La France ne fait pas exception. Dans le monde, la pandémie s’est soldée, outre 2,3 millions de morts au moins, par une restriction massive des libertés. Selon la cellule de recherche de The Economist, le score démocratique de 116 pays a chuté l’an dernier. L’indice moyen a atteint son niveau le plus bas depuis que son calcul a été mis au point, il y a quatorze ans. Le recul n’est pas seulement dû aux confinements. Des régimes autoritaires ont profité de l’aubaine du Covid pour durcir la répression. « Pour la première fois en ce siècle, écrit l’historien d’Oxford Timothy Garton Ash dans la revue britannique Prospect, les régimes non démocratiques sont désormais majoritaires parmi les pays de plus de 1 million d’habitants. » Plus du tiers des habitants de la planète vivent dans un État autoritaire, voire totalitaire. 

Les pouvoirs publics à la source de la régression. 

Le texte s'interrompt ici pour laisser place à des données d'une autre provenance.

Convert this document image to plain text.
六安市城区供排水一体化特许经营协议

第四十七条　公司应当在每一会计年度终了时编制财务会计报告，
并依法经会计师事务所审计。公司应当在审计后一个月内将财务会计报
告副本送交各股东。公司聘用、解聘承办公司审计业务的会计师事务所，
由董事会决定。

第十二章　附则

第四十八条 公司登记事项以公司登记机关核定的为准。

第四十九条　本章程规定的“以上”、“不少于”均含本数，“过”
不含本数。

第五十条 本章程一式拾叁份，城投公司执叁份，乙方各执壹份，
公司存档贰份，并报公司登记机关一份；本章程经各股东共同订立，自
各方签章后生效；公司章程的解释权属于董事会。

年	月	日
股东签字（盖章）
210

Trente-deux ans après la chute du mur de Berlin, le bilan est navrant. Un premier recul démocratique avait été observé il y a une décennie dans la foulée de la crise financière qui avait contribué à discréditer les institutions libérales. Le fait nouveau est que les pouvoirs publics eux-mêmes sont à la source de la régression en cours, par les mesures coercitives qu’ils ont imposées pour enrayer la pandémie.

1983

« La démocratie aura peut-être été dans l’histoire un accident, une brève parenthèse, qui sous nos yeux se referme », écrivait déjà en 1983 l’essayiste libéral Jean-François Revel*. C’est dire que la crise de ce mode de gouvernance ne date pas d’aujourd’hui. On pourrait même remonter jusqu’à l’Antiquité et aux convulsions de la démocratie athénienne. Des signes d’espoir existent pourtant aujourd’hui. En Amérique, les institutions démocratiques ont été assez solides pour résister à la tornade Donald Trump. En Asie, trois États ont fait l’an dernier le mouvement inverse de celui de la France dans le classement de The Economist : le Japon, la Corée du Sud et Taïwan sont devenus « démocraties à part entière ». Ces trois pays ont prouvé qu’on pouvait lutter efficacement contre la pandémie sans renoncer aux idéaux démocratiques ni altérer les institutions. 

Ce qui est possible dans les pays asiatiques les plus avancés doit l’être en Europe. Pour cela, les citoyens doivent prendre conscience de leur responsabilité individuelle dans la préservation du bien commun. L’État doit leur rendre leur libre arbitre et assumer de rendre des comptes. À ces conditions, la France pourra redevenir une démocratie à part entière.

(*) Comment les démocraties finissent, Grasset, 1983.